Джослин намеревалась вывести нас на солнечную орбиту как раз напротив Новой Финляндии, двигаясь с той же скоростью, чтобы мы оставались под прикрытием солнца, на расстоянии ста восьмидесяти градусов от планеты, но на той же орбите.
Но прежде чем нам понадобился такой маневр, прошла целая неделя. О том, как мы провели это время, я умолчу — скажу только, что мы были счастливы, как никогда, и отсрочка нас полностью устраивала.
Наконец пришло время вывести «Джослин-Мари» на нужную орбиту. Но перед этим мы подготовили к запуску шлюпку. Я должен был вывести одно из двух баллистических суденышек, «Полосы», на заранее вычисленную траекторию. В грузовой отсек «Полос» мы закатили коляску, сооруженную из торпеды, замаскировали ее отражающим и защищающим от нагревания материалом и погрузили мои вещи на борт «Полос».
Времени оставалось в обрез. Я торопился. Стоит мне опоздать, и пятитысячное войско навсегда останется в пузыре, вращающемся в безвременье. Ни одному приемнику не обнаружить и не вернуть этот пузырь на планету. Если считать, что в условиях С2 нет ничего, то и тем, кто окажется там навсегда, нечего надеяться на спасение в смерти. Стоит мне хоть немного опоздать, и эта солнечная система погибнет, и ее участь, возможно, разделит множество других.
Терять время было непростительно.
В последний раз мы попрощались в шлюзе возле «Полос». Мы ввязались в войну. Вполне возможно, что видели друг друга в последний раз.
Крепко обнявшись, мы бормотали то, о чем неинтересно рассказывать посторонним. Мы были вместе до последней минуты — последней перед тем, как двигатели грозили заглохнуть и нам пришлось бы потерять топливо, жертвовать которым было никак нельзя.
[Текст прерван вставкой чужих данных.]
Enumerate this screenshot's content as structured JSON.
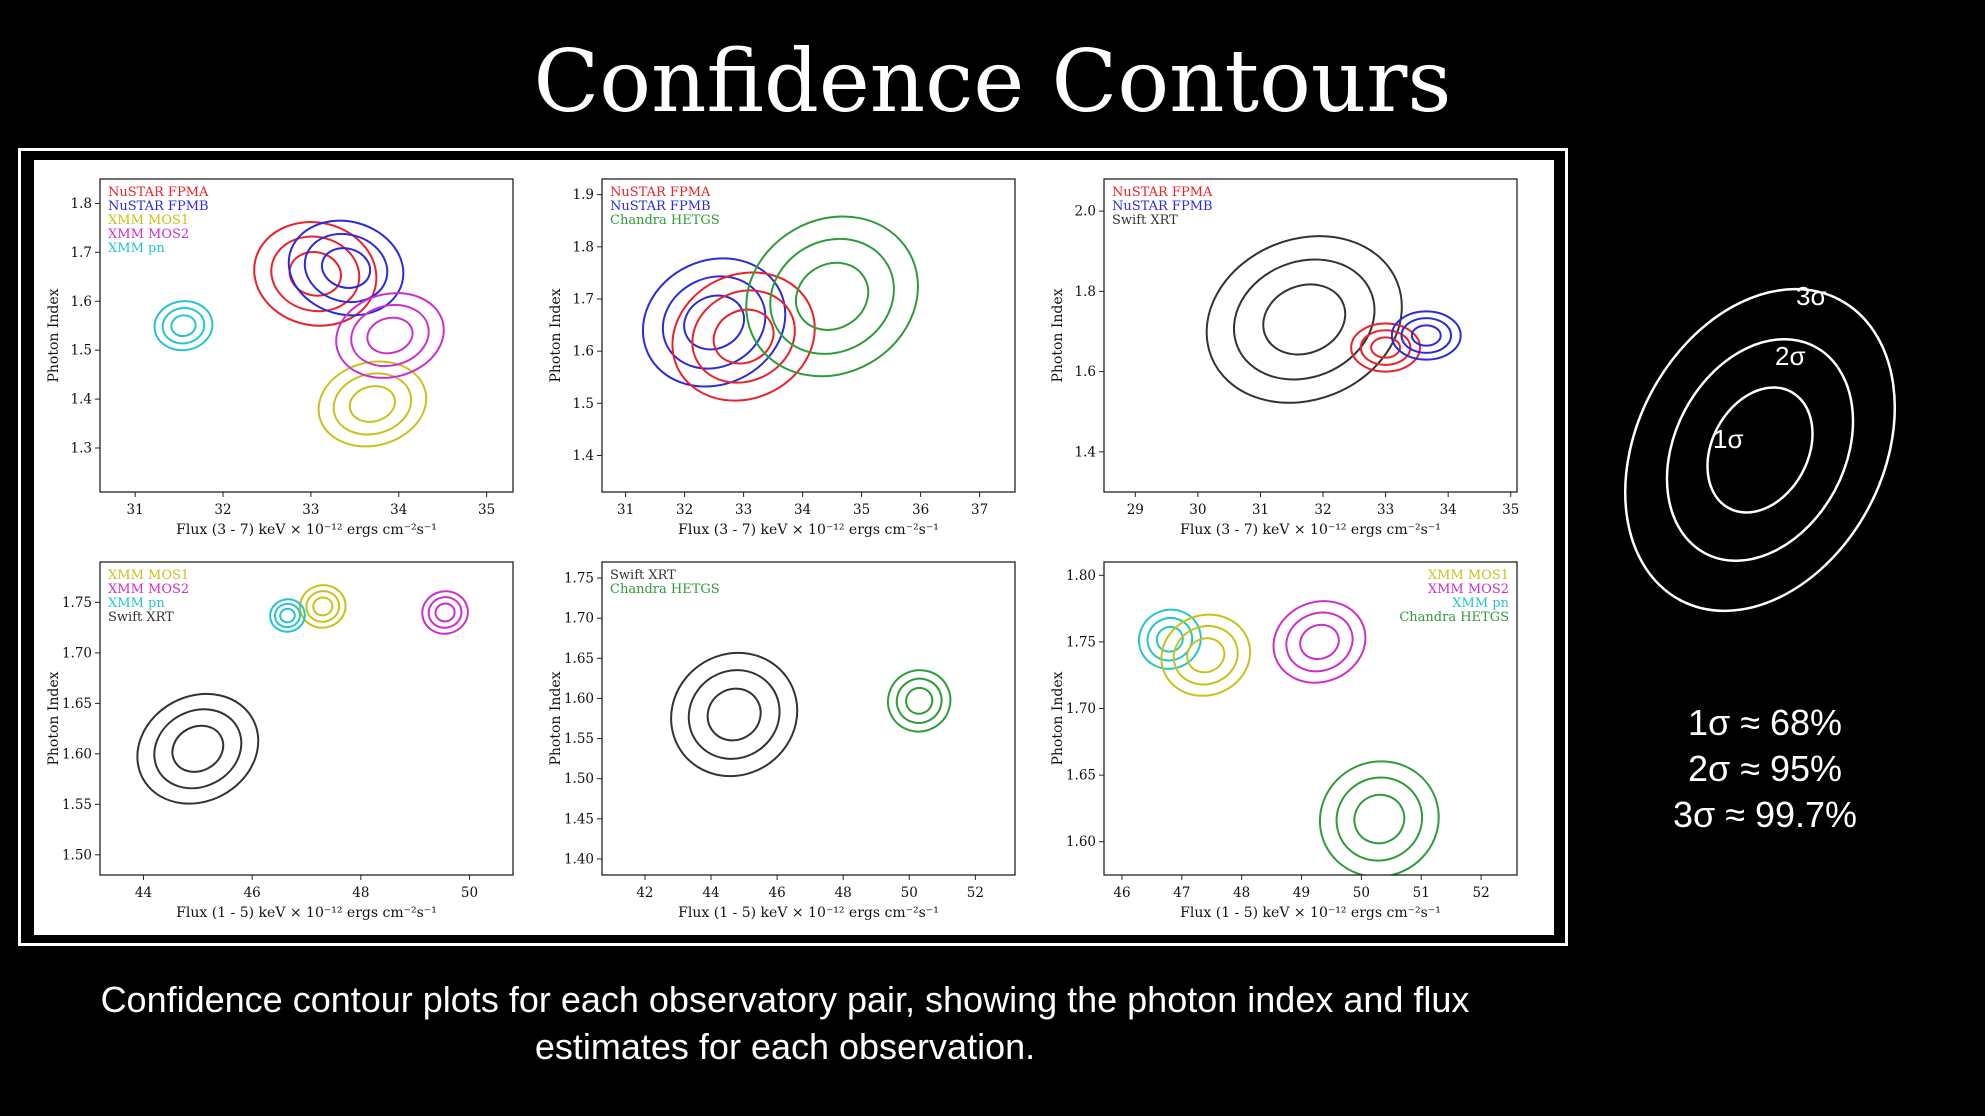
{
  "title": "Confidence Contours",
  "caption": "Confidence contour plots for each observatory pair, showing the photon index and flux estimates for each observation.",
  "sigma_diagram": {
    "labels": [
      "1σ",
      "2σ",
      "3σ"
    ]
  },
  "sigma_percent": [
    "1σ ≈ 68%",
    "2σ ≈ 95%",
    "3σ ≈ 99.7%"
  ],
  "colors": {
    "NuSTAR FPMA": "#e8222a",
    "NuSTAR FPMB": "#2b2bd9",
    "XMM MOS1": "#c8c21a",
    "XMM MOS2": "#cc2fcc",
    "XMM pn": "#27c4cc",
    "Chandra HETGS": "#2f9c3a",
    "Swift XRT": "#333333"
  },
  "chart_data": [
    {
      "type": "contour",
      "xlabel": "Flux (3 - 7) keV × 10⁻¹² ergs cm⁻²s⁻¹",
      "ylabel": "Photon Index",
      "xlim": [
        30.6,
        35.3
      ],
      "ylim": [
        1.21,
        1.85
      ],
      "xticks": [
        31,
        32,
        33,
        34,
        35
      ],
      "yticks": [
        1.3,
        1.4,
        1.5,
        1.6,
        1.7,
        1.8
      ],
      "xtick_labels": [
        "31",
        "32",
        "33",
        "34",
        "35"
      ],
      "ytick_labels": [
        "1.3",
        "1.4",
        "1.5",
        "1.6",
        "1.7",
        "1.8"
      ],
      "legend": [
        "NuSTAR FPMA",
        "NuSTAR FPMB",
        "XMM MOS1",
        "XMM MOS2",
        "XMM pn"
      ],
      "legend_position": "top-left",
      "series": [
        {
          "name": "NuSTAR FPMA",
          "center": [
            33.05,
            1.656
          ],
          "sx": 0.7,
          "sy": 0.105,
          "tilt": 12
        },
        {
          "name": "NuSTAR FPMB",
          "center": [
            33.4,
            1.668
          ],
          "sx": 0.66,
          "sy": 0.095,
          "tilt": 15
        },
        {
          "name": "XMM MOS1",
          "center": [
            33.7,
            1.39
          ],
          "sx": 0.62,
          "sy": 0.085,
          "tilt": -14
        },
        {
          "name": "XMM MOS2",
          "center": [
            33.9,
            1.53
          ],
          "sx": 0.62,
          "sy": 0.085,
          "tilt": -14
        },
        {
          "name": "XMM pn",
          "center": [
            31.55,
            1.55
          ],
          "sx": 0.33,
          "sy": 0.05,
          "tilt": -8
        }
      ]
    },
    {
      "type": "contour",
      "xlabel": "Flux (3 - 7) keV × 10⁻¹² ergs cm⁻²s⁻¹",
      "ylabel": "Photon Index",
      "xlim": [
        30.6,
        37.6
      ],
      "ylim": [
        1.33,
        1.93
      ],
      "xticks": [
        31,
        32,
        33,
        34,
        35,
        36,
        37
      ],
      "yticks": [
        1.4,
        1.5,
        1.6,
        1.7,
        1.8,
        1.9
      ],
      "xtick_labels": [
        "31",
        "32",
        "33",
        "34",
        "35",
        "36",
        "37"
      ],
      "ytick_labels": [
        "1.4",
        "1.5",
        "1.6",
        "1.7",
        "1.8",
        "1.9"
      ],
      "legend": [
        "NuSTAR FPMA",
        "NuSTAR FPMB",
        "Chandra HETGS"
      ],
      "legend_position": "top-left",
      "series": [
        {
          "name": "NuSTAR FPMB",
          "center": [
            32.5,
            1.655
          ],
          "sx": 1.05,
          "sy": 0.14,
          "tilt": 65
        },
        {
          "name": "NuSTAR FPMA",
          "center": [
            33.0,
            1.628
          ],
          "sx": 1.05,
          "sy": 0.14,
          "tilt": 65
        },
        {
          "name": "Chandra HETGS",
          "center": [
            34.5,
            1.705
          ],
          "sx": 1.3,
          "sy": 0.17,
          "tilt": 60
        }
      ]
    },
    {
      "type": "contour",
      "xlabel": "Flux (3 - 7) keV × 10⁻¹² ergs cm⁻²s⁻¹",
      "ylabel": "Photon Index",
      "xlim": [
        28.5,
        35.1
      ],
      "ylim": [
        1.3,
        2.08
      ],
      "xticks": [
        29,
        30,
        31,
        32,
        33,
        34,
        35
      ],
      "yticks": [
        1.4,
        1.6,
        1.8,
        2.0
      ],
      "xtick_labels": [
        "29",
        "30",
        "31",
        "32",
        "33",
        "34",
        "35"
      ],
      "ytick_labels": [
        "1.4",
        "1.6",
        "1.8",
        "2.0"
      ],
      "legend": [
        "NuSTAR FPMA",
        "NuSTAR FPMB",
        "Swift XRT"
      ],
      "legend_position": "top-left",
      "series": [
        {
          "name": "Swift XRT",
          "center": [
            31.7,
            1.73
          ],
          "sx": 1.6,
          "sy": 0.2,
          "tilt": -22
        },
        {
          "name": "NuSTAR FPMA",
          "center": [
            33.0,
            1.66
          ],
          "sx": 0.55,
          "sy": 0.06,
          "tilt": 0
        },
        {
          "name": "NuSTAR FPMB",
          "center": [
            33.65,
            1.69
          ],
          "sx": 0.55,
          "sy": 0.06,
          "tilt": 0
        }
      ]
    },
    {
      "type": "contour",
      "xlabel": "Flux (1 - 5) keV × 10⁻¹² ergs cm⁻²s⁻¹",
      "ylabel": "Photon Index",
      "xlim": [
        43.2,
        50.8
      ],
      "ylim": [
        1.48,
        1.79
      ],
      "xticks": [
        44,
        46,
        48,
        50
      ],
      "yticks": [
        1.5,
        1.55,
        1.6,
        1.65,
        1.7,
        1.75
      ],
      "xtick_labels": [
        "44",
        "46",
        "48",
        "50"
      ],
      "ytick_labels": [
        "1.50",
        "1.55",
        "1.60",
        "1.65",
        "1.70",
        "1.75"
      ],
      "legend": [
        "XMM MOS1",
        "XMM MOS2",
        "XMM pn",
        "Swift XRT"
      ],
      "legend_position": "top-left",
      "series": [
        {
          "name": "Swift XRT",
          "center": [
            45.0,
            1.605
          ],
          "sx": 1.15,
          "sy": 0.052,
          "tilt": -28
        },
        {
          "name": "XMM MOS1",
          "center": [
            47.3,
            1.746
          ],
          "sx": 0.42,
          "sy": 0.021,
          "tilt": -10
        },
        {
          "name": "XMM pn",
          "center": [
            46.65,
            1.737
          ],
          "sx": 0.32,
          "sy": 0.016,
          "tilt": -10
        },
        {
          "name": "XMM MOS2",
          "center": [
            49.55,
            1.74
          ],
          "sx": 0.42,
          "sy": 0.021,
          "tilt": -10
        }
      ]
    },
    {
      "type": "contour",
      "xlabel": "Flux (1 - 5) keV × 10⁻¹² ergs cm⁻²s⁻¹",
      "ylabel": "Photon Index",
      "xlim": [
        40.7,
        53.2
      ],
      "ylim": [
        1.38,
        1.77
      ],
      "xticks": [
        42,
        44,
        46,
        48,
        50,
        52
      ],
      "yticks": [
        1.4,
        1.45,
        1.5,
        1.55,
        1.6,
        1.65,
        1.7,
        1.75
      ],
      "xtick_labels": [
        "42",
        "44",
        "46",
        "48",
        "50",
        "52"
      ],
      "ytick_labels": [
        "1.40",
        "1.45",
        "1.50",
        "1.55",
        "1.60",
        "1.65",
        "1.70",
        "1.75"
      ],
      "legend": [
        "Swift XRT",
        "Chandra HETGS"
      ],
      "legend_position": "top-left",
      "series": [
        {
          "name": "Swift XRT",
          "center": [
            44.7,
            1.58
          ],
          "sx": 1.95,
          "sy": 0.075,
          "tilt": -35
        },
        {
          "name": "Chandra HETGS",
          "center": [
            50.3,
            1.597
          ],
          "sx": 0.95,
          "sy": 0.038,
          "tilt": -28
        }
      ]
    },
    {
      "type": "contour",
      "xlabel": "Flux (1 - 5) keV × 10⁻¹² ergs cm⁻²s⁻¹",
      "ylabel": "Photon Index",
      "xlim": [
        45.7,
        52.6
      ],
      "ylim": [
        1.575,
        1.81
      ],
      "xticks": [
        46,
        47,
        48,
        49,
        50,
        51,
        52
      ],
      "yticks": [
        1.6,
        1.65,
        1.7,
        1.75,
        1.8
      ],
      "xtick_labels": [
        "46",
        "47",
        "48",
        "49",
        "50",
        "51",
        "52"
      ],
      "ytick_labels": [
        "1.60",
        "1.65",
        "1.70",
        "1.75",
        "1.80"
      ],
      "legend": [
        "XMM MOS1",
        "XMM MOS2",
        "XMM pn",
        "Chandra HETGS"
      ],
      "legend_position": "top-right",
      "series": [
        {
          "name": "XMM pn",
          "center": [
            46.8,
            1.752
          ],
          "sx": 0.52,
          "sy": 0.022,
          "tilt": -20
        },
        {
          "name": "XMM MOS1",
          "center": [
            47.4,
            1.74
          ],
          "sx": 0.75,
          "sy": 0.03,
          "tilt": -20
        },
        {
          "name": "XMM MOS2",
          "center": [
            49.3,
            1.75
          ],
          "sx": 0.78,
          "sy": 0.03,
          "tilt": -20
        },
        {
          "name": "Chandra HETGS",
          "center": [
            50.3,
            1.617
          ],
          "sx": 1.0,
          "sy": 0.043,
          "tilt": -25
        }
      ]
    }
  ]
}
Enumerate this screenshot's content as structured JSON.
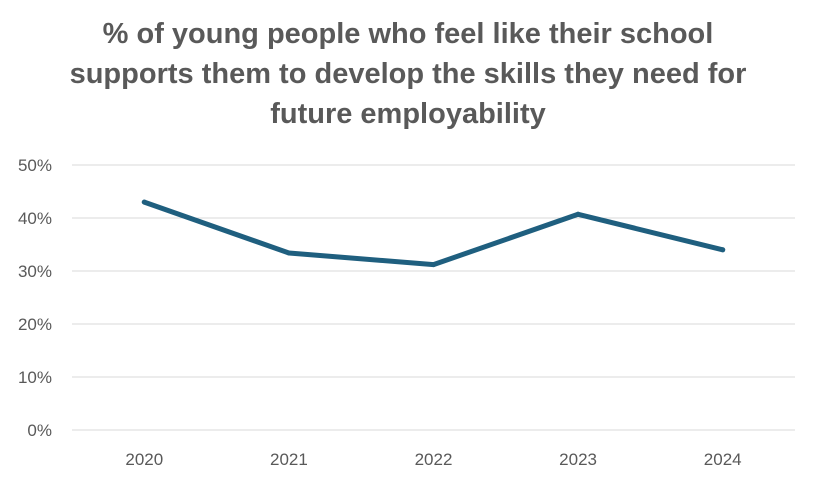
{
  "chart_data": {
    "type": "line",
    "title": {
      "regular": "% of young people who feel like their ",
      "bold": "school supports them to develop the skills they need for future employability"
    },
    "xlabel": "",
    "ylabel": "",
    "categories": [
      "2020",
      "2021",
      "2022",
      "2023",
      "2024"
    ],
    "series": [
      {
        "values": [
          43,
          33.4,
          31.2,
          40.7,
          34
        ]
      }
    ],
    "ylim": [
      0,
      50
    ],
    "yticks": [
      0,
      10,
      20,
      30,
      40,
      50
    ],
    "ytick_labels": [
      "0%",
      "10%",
      "20%",
      "30%",
      "40%",
      "50%"
    ],
    "grid": true,
    "legend": "none",
    "colors": {
      "line": "#1f5f7f",
      "grid": "#d9d9d9",
      "text": "#595959"
    }
  }
}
Люки захлопнулись, я уселся перед пультом и запустил двигатели «Полос», сразу уводя шлюпку на безопасное расстояние. Двигатели «Джослин-Мари» тут же пробудились к жизни, и выхлоп из дюз унес мою жену вдаль.
Я надел крохотные пластиковые наушники и крепко прижал их к ушам — так, словно хотел вновь приблизить к себе Джослин.
— До свидания, малыш, — тихо произнес я.
— Удачной охоты тебе, Мак. Не забудь оставить пару этих ублюдков мне.
— Ублюдков? — переспросил я, невольно улыбаясь. — Чем же они тебе так насолили?
— Как это чем? Ведь тебя больше нет со мной рядом, верно?
Выбросы двигателей «Джослин-Мари» создавали плазменное облако, поток сверхгорячего газа, состоящий из отработанных частиц топлива. Он создавал помехи связи. Как только большой корабль замедлил ход, а я отклонился в сторону, плазма окончательно приглушила все сигналы рации. Нас словно отрезало друг от друга.
«Джослин-Мари» вышла на орбиту, в одиноком космосе ожидая вестей от меня — если, конечно, я выживу и сумею дать о себе знать.
Мне тоже пришлось выпустить пару ракет — первая ускорила мое приближение к солнцу, а вторая помогла отклониться от прежнего курса, и описать крутую дугу вокруг него. Маневр с использованием сил гравитации должен был доставить меня к Новой Финляндии меньше чем через месяц.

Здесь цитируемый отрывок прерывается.